En moyenne dans le monde, les prix de l’immobilier n’ont cessé de grimper depuis sept trimestres consécutifs, avec des hausses particulièrement fortes dans certains pays émergents (Philippines, Chine, Brésil…), au point de constituer une menace majeure à leur stabilité économique. Le directeur général adjoint du FMI, Min Zhu, a appelé les pays concernés à agir rapidement pour lutter contre ces bulles. Même si les outils pour les limiter sont encore « en phase de développement », cela ne devait pas être « une excuse pour rester inactifs » a-t-il martelé. Le FMI préconise de combiner une batterie de mesures, parmi lesquelles une limitation des crédits immobiliers en regard des revenus des ménages et de leurs actifs immobiliers, un relèvement des obligations de capitalisation des banques ayant des crédits risqués à leurs bilans, et une hausse des taxes et frais pour les acheteurs étrangers.

A noter que Min Zhu a prononcé son discours le mercredi 4 juin à la Bundesbank à Francfort, mais que le texte n’a été publié qu’hier en raison des interférences possibles avec la réunion du 5 juin de la BCE, qui a abaissé ses taux directeurs une nouvelle fois. Or, Min Zhu faisait remarquer la veille que « dans le sillage de la récession de 2008-2009, les banquiers centraux ont ramené leurs taux à des niveaux historiquement bas, ce qui a porté les prix des logements à un niveau que le FMI considère comme un risque significatif pour des économies aussi diverses que Hong Kong ou Israël ».

'Jour all

Encore une fois cette façon de généraliser à l’ensemble du monde ce qui se passe dans certains endroits…

Je cite de mémoire : ‹ les prix de l’immobilier ne cessent de grimper ›

C’est à peu près vrai pour Paris et peut-être certains lieux de villégiature, mais dans la plupart des villes françaises l’immo stagne voire descend depuis 2008/2009. En stagnant simplement, rapporté à l’inflation on aurait déjà perdu au moins 10%. Encore cinq ans comme ça et on a perdu environ vingt pour cent en dix ans, correction sans douleur.

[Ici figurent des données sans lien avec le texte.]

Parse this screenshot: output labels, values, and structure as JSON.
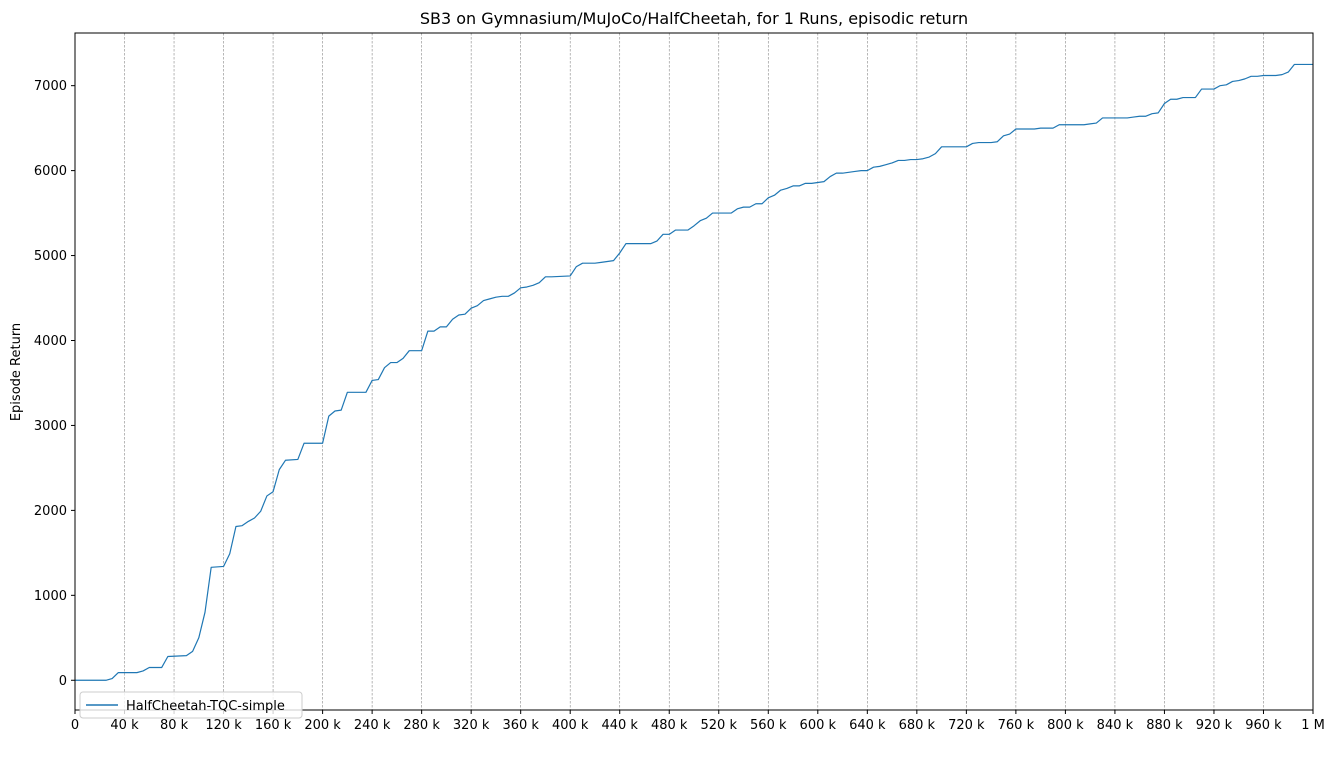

Mais par expérience, un petit battage médiatique du style surévaluation de l’immobilier de 30 pour cent implique une correction organisée associée. Organisée par qui ? Les gros lards indeed :slight_smile:

Donc je pense qu’il faut en effet s’attendre à une correction. En ce qui me concerne l’immobilier, au vu des frais d’entrée, n’est qu’un placement de long terme. Je m’apprête donc à faire le dos rond en pleurant ma mère.